The idea is that everything is filtered through their lens. Star Wars did that with R2-D2 and C3P-O, and if you haven't watched Episode IV in a while, check that out again. It's confounding how much story space these two moron droids take up at the start of that movie. You can thank The Hidden Fortress for that. It's a little better here because the jokes land and they're a lot less annoying. Like, they aren't distracting from the point, they are the point.

Mifune is fearsome, as expected. He's supposedly in the Obi-Wan role, but he's far more active than Alec Guinness, and a little less wry and clever. The Princess is somehow a much louder and brasher Leia, and their plan to pretend she's a mute to get by the guards is both inspired and harshly feels like a way to silence her obnoxious character. There is no Luke or Han analogue, and there's supposedly a Vader in the old enemy general, though he's much less of a menace and is fueled by honor rather than Sith Rage. I don't really think too much actually lines up. When the Hidden Fortress is burned, I did think of Alderaan, though.
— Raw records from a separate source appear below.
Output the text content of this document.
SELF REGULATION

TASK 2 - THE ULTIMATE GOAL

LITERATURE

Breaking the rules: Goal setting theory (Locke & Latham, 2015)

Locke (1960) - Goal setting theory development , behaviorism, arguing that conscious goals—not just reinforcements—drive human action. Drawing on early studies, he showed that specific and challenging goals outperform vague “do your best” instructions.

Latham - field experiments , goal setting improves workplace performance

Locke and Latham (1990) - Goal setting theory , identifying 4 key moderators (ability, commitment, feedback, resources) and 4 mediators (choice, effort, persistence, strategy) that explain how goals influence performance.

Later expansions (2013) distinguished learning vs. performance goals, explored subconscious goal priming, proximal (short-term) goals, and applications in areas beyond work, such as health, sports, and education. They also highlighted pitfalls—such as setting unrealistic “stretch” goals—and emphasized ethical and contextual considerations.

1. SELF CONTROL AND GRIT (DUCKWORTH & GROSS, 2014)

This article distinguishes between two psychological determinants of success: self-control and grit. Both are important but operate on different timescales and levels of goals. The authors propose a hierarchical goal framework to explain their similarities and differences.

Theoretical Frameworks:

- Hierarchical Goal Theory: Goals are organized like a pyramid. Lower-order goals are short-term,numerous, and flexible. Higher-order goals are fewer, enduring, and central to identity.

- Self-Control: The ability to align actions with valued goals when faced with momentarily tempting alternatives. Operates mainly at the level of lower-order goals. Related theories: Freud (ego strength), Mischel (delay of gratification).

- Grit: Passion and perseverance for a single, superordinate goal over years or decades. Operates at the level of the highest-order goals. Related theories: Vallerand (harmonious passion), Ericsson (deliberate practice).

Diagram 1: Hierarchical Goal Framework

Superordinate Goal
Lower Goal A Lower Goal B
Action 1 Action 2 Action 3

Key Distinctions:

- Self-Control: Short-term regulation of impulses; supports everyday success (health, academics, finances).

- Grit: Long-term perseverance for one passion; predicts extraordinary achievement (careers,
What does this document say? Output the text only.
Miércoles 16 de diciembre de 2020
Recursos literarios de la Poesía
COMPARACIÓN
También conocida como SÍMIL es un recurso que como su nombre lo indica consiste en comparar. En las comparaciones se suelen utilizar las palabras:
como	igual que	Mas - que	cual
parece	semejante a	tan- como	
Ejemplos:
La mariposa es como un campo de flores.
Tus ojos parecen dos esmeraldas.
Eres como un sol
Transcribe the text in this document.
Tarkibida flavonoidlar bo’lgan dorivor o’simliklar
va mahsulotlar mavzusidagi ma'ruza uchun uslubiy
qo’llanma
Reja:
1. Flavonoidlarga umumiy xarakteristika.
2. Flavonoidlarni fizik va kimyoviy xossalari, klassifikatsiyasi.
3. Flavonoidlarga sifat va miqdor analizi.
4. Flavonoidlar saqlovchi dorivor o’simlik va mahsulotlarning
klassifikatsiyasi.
The cinematography on display here is breathtaking. There is insane depth of field and wide shots of villages, battles, mountains, and streams. The US was of course making films of this caliber at the time, I mean, Ben-Hur (1959) came out the next year, but this really blows a lot of 1950s films out of the water. There is a focus with each shot with clarity of movement and editing that is totally immersive. It really doesn't feel like a film, it feels like an experience. This is pretty standard stuff these days, but watching it and remembering when it was made is a true feat. Scenes are big, full of extras and horses and fires and swords. It's a lot of fun.

Having said that, it could assuredly use a modern editor to take out twenty or so minutes of total fluff. There are scenes that drag, and it's not like they're establishing a mood. Watching the two guys scramble up a hill for five minutes is unnecessary. Same deal with the spear fight - there is less of an action / reaction to that than just dragging and over-emphasizing the same beats. It needs a trim, but hey, all movies do.

I really enjoyed this, for once a movie on my list was a solid gem and not a hidden dud. I knew that going in, I mean, this is considered an all-time classic for a reason. Every technical and story-telling facet is firing on all cylinders here and it's worth an evening of your time.